I’ve posted a lot over the years about feedback in all forms, but in particular how much I benefit from my 360 reviews and any form of “upward” feedback. I’ve also posted about running a 360 process for/with your Board, modeled on Bill Campbell’s formula from Intuit.
I have a lot of institutional investors in our cap table at Return Path. I was struck this week by two emails that landed in my inbox literally adjacent to each other. One was from one of our institutional investors, sharing guidelines and timetables for doing CEO reviews across its portfolio. The other was from one of our other institutional investors, and it invited me to participate in a feedback process to evaluate how well our investor performs for us as a Board member and strategic advisor. It even had the Net Promoter Score question of would I recommend this investor to another entrepreneur!

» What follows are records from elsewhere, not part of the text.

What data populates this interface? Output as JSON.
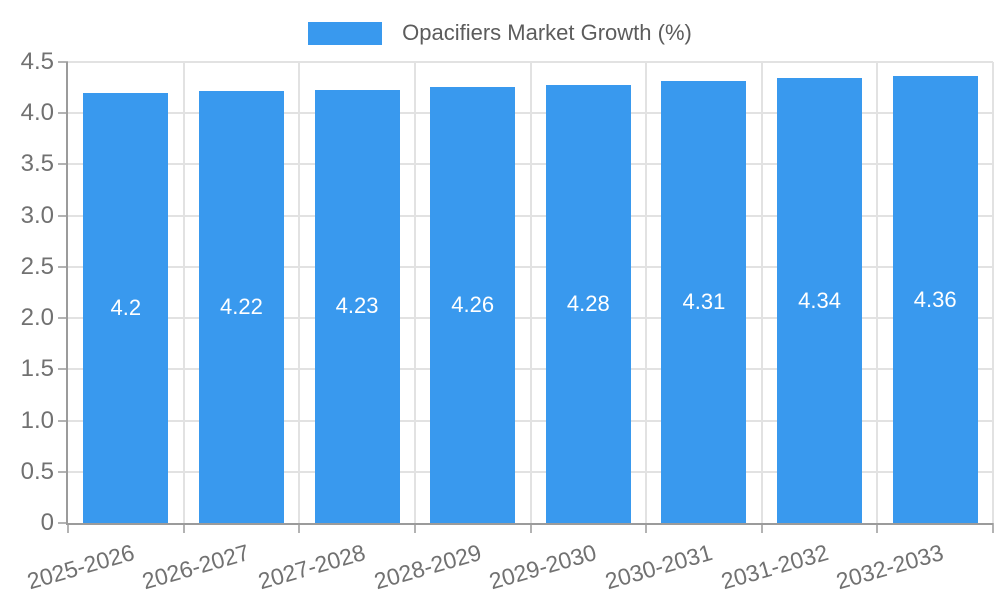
{
  "legend": {
    "label": "Opacifiers Market Growth (%)"
  },
  "colors": {
    "bar": "#3999ee",
    "grid": "#e2e2e2",
    "axis": "#9b9b9b",
    "tick": "#b3b3b3",
    "axis_text": "#717171",
    "legend_text": "#5c5c5c",
    "value_text": "#ffffff",
    "background": "#ffffff"
  },
  "chart_data": {
    "type": "bar",
    "title": "Opacifiers Market Growth (%)",
    "categories": [
      "2025-2026",
      "2026-2027",
      "2027-2028",
      "2028-2029",
      "2029-2030",
      "2030-2031",
      "2031-2032",
      "2032-2033"
    ],
    "values": [
      4.2,
      4.22,
      4.23,
      4.26,
      4.28,
      4.31,
      4.34,
      4.36
    ],
    "value_labels": [
      "4.2",
      "4.22",
      "4.23",
      "4.26",
      "4.28",
      "4.31",
      "4.34",
      "4.36"
    ],
    "xlabel": "",
    "ylabel": "",
    "ylim": [
      0,
      4.5
    ],
    "y_ticks": [
      0,
      0.5,
      1.0,
      1.5,
      2.0,
      2.5,
      3.0,
      3.5,
      4.0,
      4.5
    ],
    "y_tick_labels": [
      "0",
      "0.5",
      "1.0",
      "1.5",
      "2.0",
      "2.5",
      "3.0",
      "3.5",
      "4.0",
      "4.5"
    ],
    "grid": true,
    "legend_position": "top",
    "value_label_position": "middle-of-bar",
    "x_label_rotation_deg": -16
  }
}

The juxtaposition gave me a minute to reflect on the fact that over the 18 years of Return Path’s life, I’ve been asked to participate in feedback processes for Board members a few times, but not often. Then I went to the thought that all of my reviews over the years have been self-initiated as well. Just as it can be easy for a CEO to skip his or her review even when the rest of the company is going through a review cycle, it can be easy for investors to never even think about getting a review unless they get one internally at their firms. I suspect many CEOs are reviewed by their Board, if not formally, then informally at every quarterly Board meeting.
It’s unfortunately a rare best practice for a venture capitalist or any other institutional investor to ask for CEO feedback. I bet the ones who ask for it are probably the best ones in the first place, even though they probably still benefit from the feedback. But regardless, it is good to set the tone for a portfolio that feedback is a gift, in all directions.